Los retratados, habitualmente, giran levemente la cabeza y
miran al espectador. La mirada caracteriza dichos retratos: los ojos están bien
abiertos, casi desorbitados en los retratos del Fayum últimos. Se ha comentado
que esta mirada fija e hipnótica se dirige, desde el mas allá, hacia los
vivientes tanto para asegurarles de su salvación como para animarles a no temer
cruzar el umbral del mundo de los muertos. La vida sigue en el más allá, muy
lejos de la vida evanescentes, en sombras, de las creencias griegas. La muerte
no es el fin sino el inicio de una vida plena, una creencia del Egipto
faraónico, así como del platonismo (que algunos han supuesto refleja
influencias egipcias). Pero, sin duda, los retratos del Fayum no se preocupaban
de los mortales. Dichos retratos se animaban en las tumbas, y los retratados
miraban de igual a igual a los dioses y a los resucitados. Los retratos eran el
testimonio de la creencia en la inmortalidad del alma y en la preservación del
cuerpo.
A finales de la práctica de los retratos del Fayum, a lo
largo del siglo IV dC, el imperio romano se cristianizó. El dios cristiano era
un mortal a parte entera, sin que su condición moral supusiera mengua alguna de
su divinidad. Mortal e inmortal al mismo tiempo, Jesucristo -su nombre doble
aúna el nombre del mortal, Jesús, con el del inmortal, Cristo o el Uncido-
murió, como cualquier mortal, y resucitó, como cualquier divinidad. Su muerte
fue real; no fingió; sufrió, agonizó y falleció. Pero su resurrección también
fue cierta. ¿Cómo representar esta doble naturaleza? Las figuras de Apolo,
Hermes o Hércules fueron un modelo: dioses y héroes con cuerpo de ser humano.
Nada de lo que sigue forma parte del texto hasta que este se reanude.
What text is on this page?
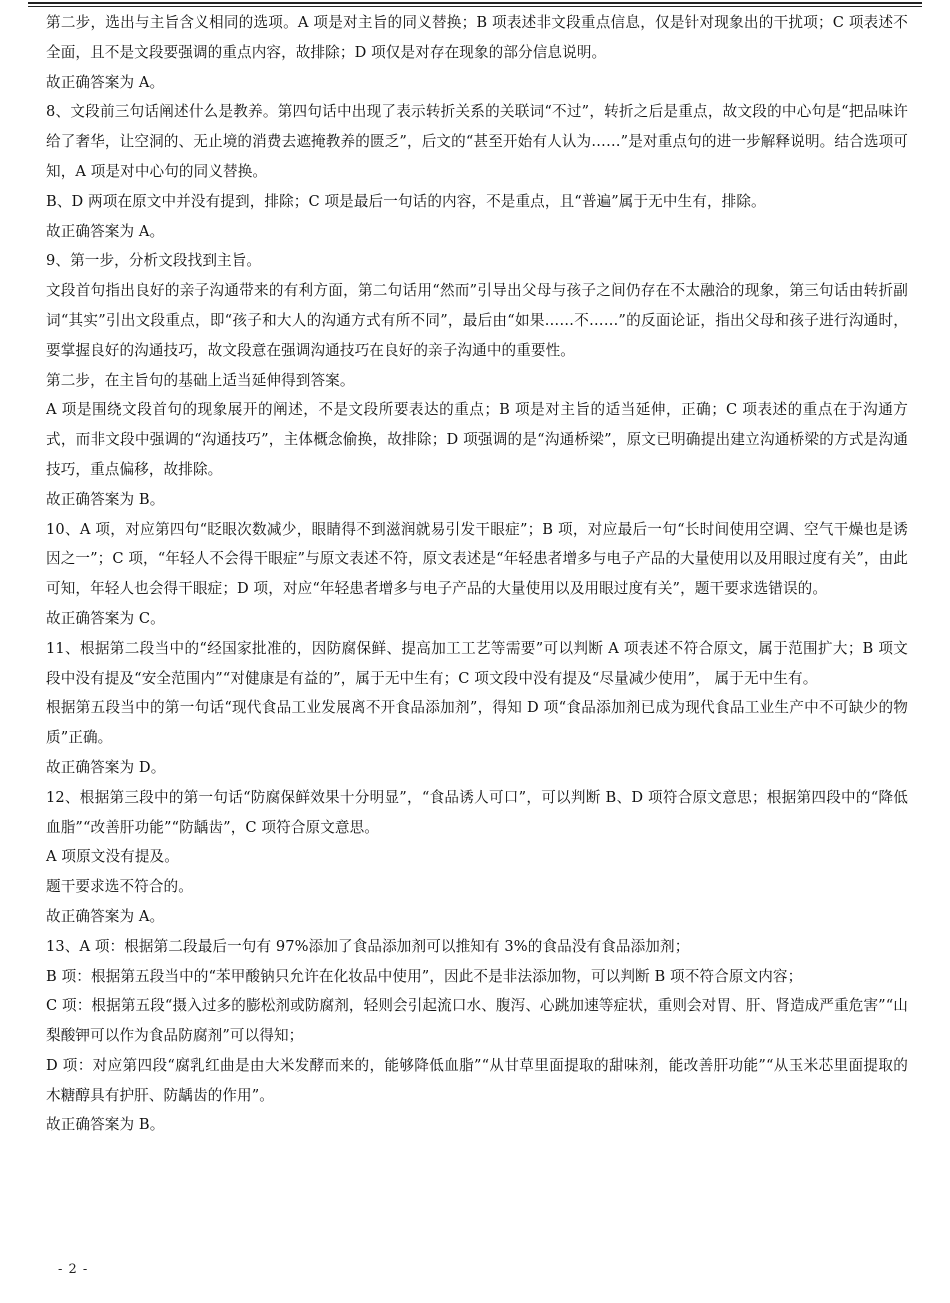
第二步，选出与主旨含义相同的选项。A 项是对主旨的同义替换；B 项表述非文段重点信息，仅是针对现象出的干扰项；C 项表述不全面，且不是文段要强调的重点内容，故排除；D 项仅是对存在现象的部分信息说明。

故正确答案为 A。

8、文段前三句话阐述什么是教养。第四句话中出现了表示转折关系的关联词“不过”，转折之后是重点，故文段的中心句是“把品味许给了奢华，让空洞的、无止境的消费去遮掩教养的匮乏”，后文的“甚至开始有人认为……”是对重点句的进一步解释说明。结合选项可知，A 项是对中心句的同义替换。

B、D 两项在原文中并没有提到，排除；C 项是最后一句话的内容，不是重点，且“普遍”属于无中生有，排除。

故正确答案为 A。

9、第一步，分析文段找到主旨。

文段首句指出良好的亲子沟通带来的有利方面，第二句话用“然而”引导出父母与孩子之间仍存在不太融洽的现象，第三句话由转折副词“其实”引出文段重点，即“孩子和大人的沟通方式有所不同”，最后由“如果……不……”的反面论证，指出父母和孩子进行沟通时，要掌握良好的沟通技巧，故文段意在强调沟通技巧在良好的亲子沟通中的重要性。

第二步，在主旨句的基础上适当延伸得到答案。

A 项是围绕文段首句的现象展开的阐述，不是文段所要表达的重点；B 项是对主旨的适当延伸，正确；C 项表述的重点在于沟通方式，而非文段中强调的“沟通技巧”，主体概念偷换，故排除；D 项强调的是“沟通桥梁”，原文已明确提出建立沟通桥梁的方式是沟通技巧，重点偏移，故排除。

故正确答案为 B。

10、A 项，对应第四句“眨眼次数减少，眼睛得不到滋润就易引发干眼症”；B 项，对应最后一句“长时间使用空调、空气干燥也是诱因之一”；C 项，“年轻人不会得干眼症”与原文表述不符，原文表述是“年轻患者增多与电子产品的大量使用以及用眼过度有关”，由此可知，年轻人也会得干眼症；D 项，对应“年轻患者增多与电子产品的大量使用以及用眼过度有关”，题干要求选错误的。

故正确答案为 C。

11、根据第二段当中的“经国家批准的，因防腐保鲜、提高加工工艺等需要”可以判断 A 项表述不符合原文，属于范围扩大；B 项文段中没有提及“安全范围内”“对健康是有益的”，属于无中生有；C 项文段中没有提及“尽量减少使用”， 属于无中生有。

根据第五段当中的第一句话“现代食品工业发展离不开食品添加剂”，得知 D 项“食品添加剂已成为现代食品工业生产中不可缺少的物质”正确。

故正确答案为 D。

12、根据第三段中的第一句话“防腐保鲜效果十分明显”，“食品诱人可口”，可以判断 B、D 项符合原文意思；根据第四段中的“降低血脂”“改善肝功能”“防龋齿”，C 项符合原文意思。

A 项原文没有提及。

题干要求选不符合的。

故正确答案为 A。

13、A 项：根据第二段最后一句有 97%添加了食品添加剂可以推知有 3%的食品没有食品添加剂；

B 项：根据第五段当中的“苯甲酸钠只允许在化妆品中使用”，因此不是非法添加物，可以判断 B 项不符合原文内容；

C 项：根据第五段“摄入过多的膨松剂或防腐剂，轻则会引起流口水、腹泻、心跳加速等症状，重则会对胃、肝、肾造成严重危害”“山梨酸钾可以作为食品防腐剂”可以得知；

D 项：对应第四段“腐乳红曲是由大米发酵而来的，能够降低血脂”“从甘草里面提取的甜味剂，能改善肝功能”“从玉米芯里面提取的木糖醇具有护肝、防龋齿的作用”。

故正确答案为 B。

- 2 -
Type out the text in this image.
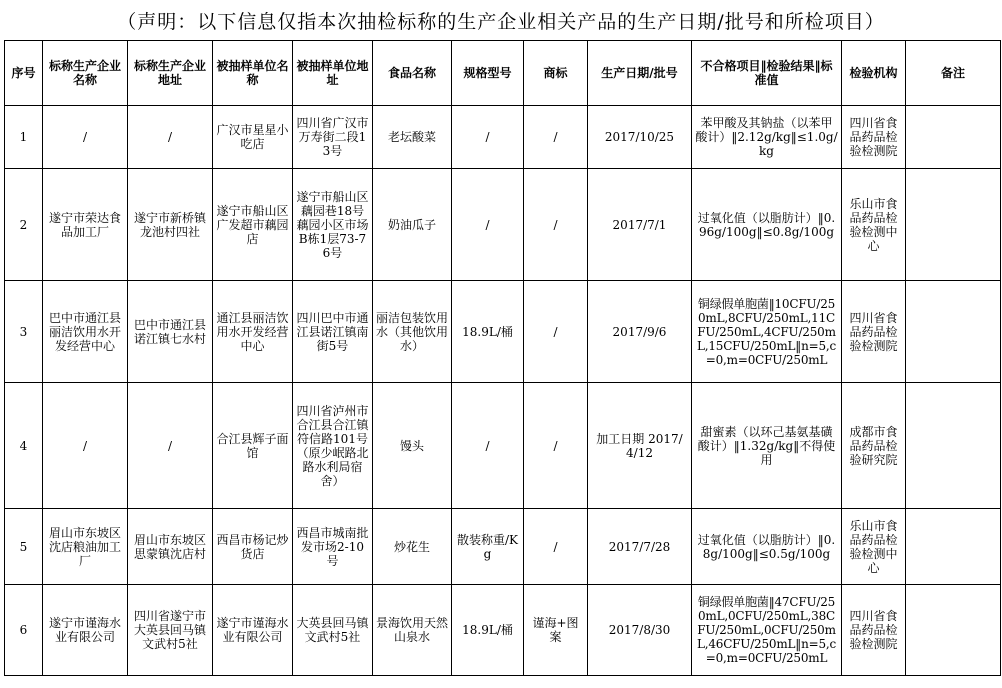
（声明：以下信息仅指本次抽检标称的生产企业相关产品的生产日期/批号和所检项目）
序号	标称生产企业名称	标称生产企业地址	被抽样单位名称	被抽样单位地址	食品名称	规格型号	商标	生产日期/批号	不合格项目‖检验结果‖标准值	检验机构	备注
1	/	/	广汉市星星小吃店	四川省广汉市万寿街二段13号	老坛酸菜	/	/	2017/10/25	苯甲酸及其钠盐（以苯甲酸计）‖2.12g/kg‖≤1.0g/kg	四川省食品药品检验检测院	
2	遂宁市荣达食品加工厂	遂宁市新桥镇龙池村四社	遂宁市船山区广发超市藕园店	遂宁市船山区藕园巷18号藕园小区市场B栋1层73-76号	奶油瓜子	/	/	2017/7/1	过氧化值（以脂肪计）‖0.96g/100g‖≤0.8g/100g	乐山市食品药品检验检测中心	
3	巴中市通江县丽洁饮用水开发经营中心	巴中市通江县诺江镇七水村	通江县丽洁饮用水开发经营中心	四川巴中市通江县诺江镇南街5号	丽洁包装饮用水（其他饮用水）	18.9L/桶	/	2017/9/6	铜绿假单胞菌‖10CFU/250mL,8CFU/250mL,11CFU/250mL,4CFU/250mL,15CFU/250mL‖n=5,c=0,m=0CFU/250mL	四川省食品药品检验检测院	
4	/	/	合江县辉子面馆	四川省泸州市合江县合江镇符信路101号（原少岷路北路水利局宿舍）	馒头	/	/	加工日期 2017/4/12	甜蜜素（以环己基氨基磺酸计）‖1.32g/kg‖不得使用	成都市食品药品检验研究院	
5	眉山市东坡区沈店粮油加工厂	眉山市东坡区思蒙镇沈店村	西昌市杨记炒货店	西昌市城南批发市场2-10号	炒花生	散装称重/Kg	/	2017/7/28	过氧化值（以脂肪计）‖0.8g/100g‖≤0.5g/100g	乐山市食品药品检验检测中心	
6	遂宁市谨海水业有限公司	四川省遂宁市大英县回马镇文武村5社	遂宁市谨海水业有限公司	大英县回马镇文武村5社	景海饮用天然山泉水	18.9L/桶	谨海+图案	2017/8/30	铜绿假单胞菌‖47CFU/250mL,0CFU/250mL,38CFU/250mL,0CFU/250mL,46CFU/250mL‖n=5,c=0,m=0CFU/250mL	四川省食品药品检验检测院	
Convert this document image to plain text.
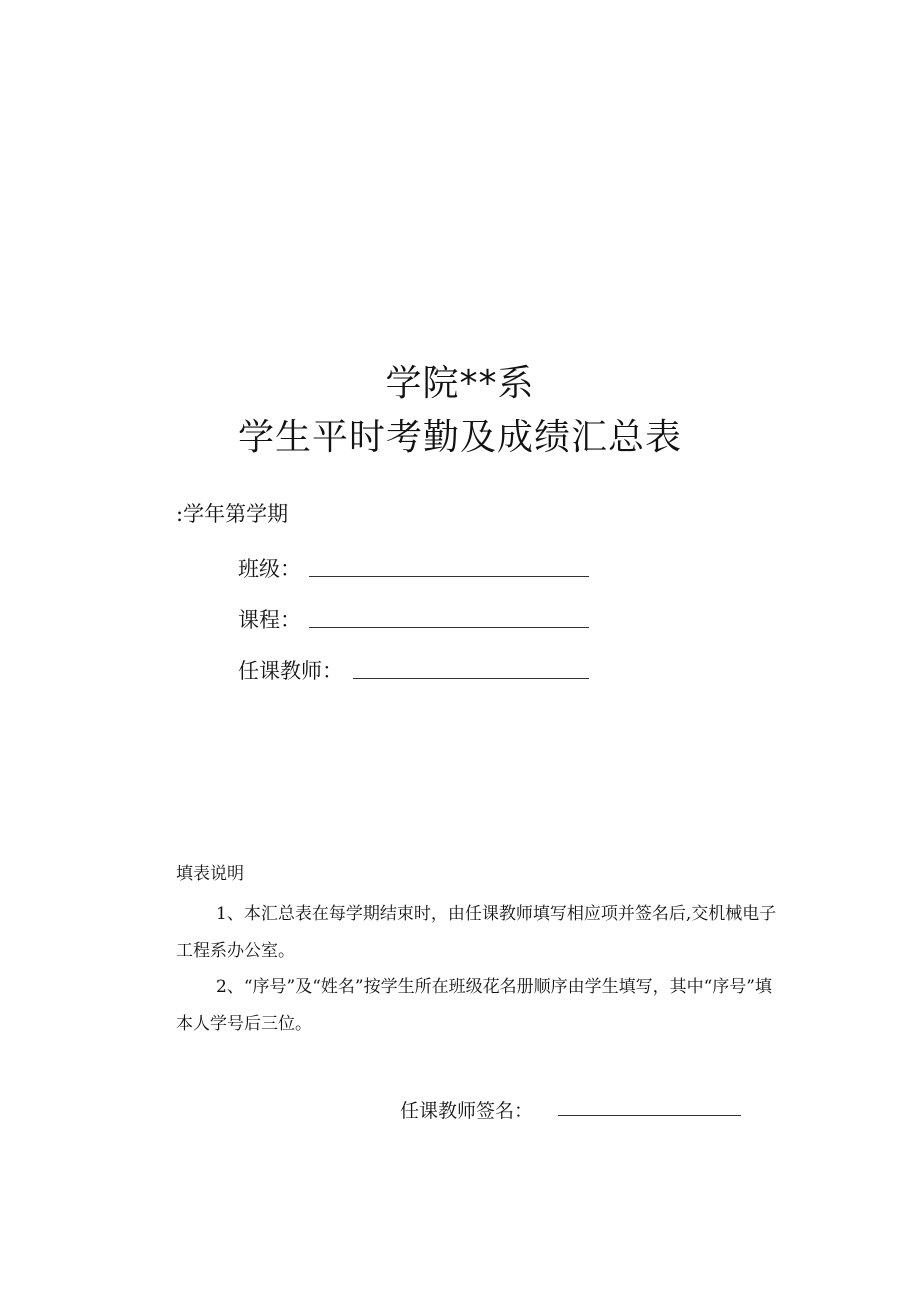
学院**系
学生平时考勤及成绩汇总表
:学年第学期
班级：
课程：
任课教师：
填表说明
1、本汇总表在每学期结束时，由任课教师填写相应项并签名后,交机械电子工程系办公室。
2、“序号”及“姓名”按学生所在班级花名册顺序由学生填写，其中“序号”填本人学号后三位。
任课教师签名：
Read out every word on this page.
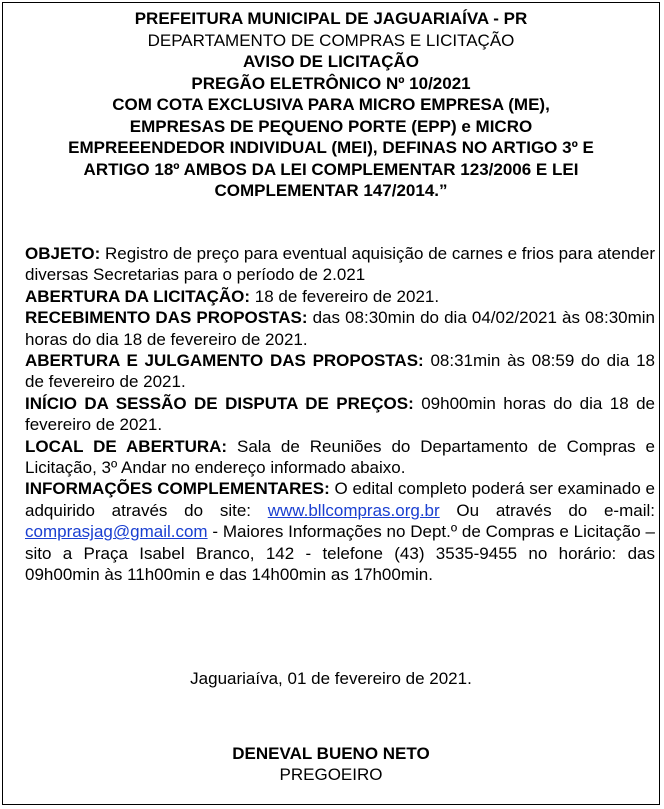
PREFEITURA MUNICIPAL DE JAGUARIAÍVA - PR
DEPARTAMENTO DE COMPRAS E LICITAÇÃO
AVISO DE LICITAÇÃO
PREGÃO ELETRÔNICO Nº 10/2021
COM COTA EXCLUSIVA PARA MICRO EMPRESA (ME),
EMPRESAS DE PEQUENO PORTE (EPP) e MICRO
EMPREEENDEDOR INDIVIDUAL (MEI), DEFINAS NO ARTIGO 3º E
ARTIGO 18º AMBOS DA LEI COMPLEMENTAR 123/2006 E LEI
COMPLEMENTAR 147/2014.”

OBJETO: Registro de preço para eventual aquisição de carnes e frios para atender diversas Secretarias para o período de 2.021

ABERTURA DA LICITAÇÃO: 18 de fevereiro de 2021.

RECEBIMENTO DAS PROPOSTAS: das 08:30min do dia 04/02/2021 às 08:30min horas do dia 18 de fevereiro de 2021.

ABERTURA E JULGAMENTO DAS PROPOSTAS: 08:31min às 08:59 do dia 18 de fevereiro de 2021.

INÍCIO DA SESSÃO DE DISPUTA DE PREÇOS: 09h00min horas do dia 18 de fevereiro de 2021.

LOCAL DE ABERTURA: Sala de Reuniões do Departamento de Compras e Licitação, 3º Andar no endereço informado abaixo.

INFORMAÇÕES COMPLEMENTARES: O edital completo poderá ser examinado e adquirido através do site: www.bllcompras.org.br Ou através do e-mail: comprasjag@gmail.com - Maiores Informações no Dept.º de Compras e Licitação – sito a Praça Isabel Branco, 142 - telefone (43) 3535-9455 no horário: das 09h00min às 11h00min e das 14h00min as 17h00min.

Jaguariaíva, 01 de fevereiro de 2021.
DENEVAL BUENO NETO
PREGOEIRO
Divinidades paganas tardías, como Atis, Mitra u Osiris, nacían, morían, casi
siempre con una muerte cruenta, y renacían. Pero estos dioses nunca fueron
humanos. Siempre se manifestaron como inmortales cuya muerte acrecentaba su
poder regenerador. Aunque la figura de
Cristo se modeló a partir de estos modelos divinos, la verdadera condición del
dios cristiano, hombre y dios en igualdad de condiciones, se representó a
partir de los retratos del Fayum: mortales que alcanzan la inmortalidad, sin
que su naturaleza humana, idéntica a la de cualquier humano, quedara eclipsada
ante el resplandor de la inmortalidad alcanzada. Las primeras representaciones
de Cristo que supieron atender a ambas naturalezas, humana y divina, se
pintaron a semejanza de los retratos del Fayum. Jesucristo era una figura que
asumía su condición mortal, la cual no implicaba el final de la vida sino el
inicio de una vida más resplandeciente, sin olvidar lo que había pasado, como
los ojos bien abiertos de los iconos bizantinos evocaban. Los retratos del
Fayum ofrecieron un modelo plástico convincente para destacan la humanidad de
la divinidad, aunque también permitieron que algunos humanos trataran de
mostrarse como seres superiores o sobrenaturales, como los emperadores
bizantinos, con una mirada menos cercana o humana son más distante y
displicente. La mirada de los retratos del Fayum, retomada por la pintura
bizantina, sirvió para representar la complejidad humana, su temor ante la
muerte y su arrogancia ante ella, entre un dios que se hizo hombre, y un
emperador que se creyó un dios.
Nota: Versión de un texto para la una exposición virtual sobre el retrato en la Fundación Juan March de Madrid.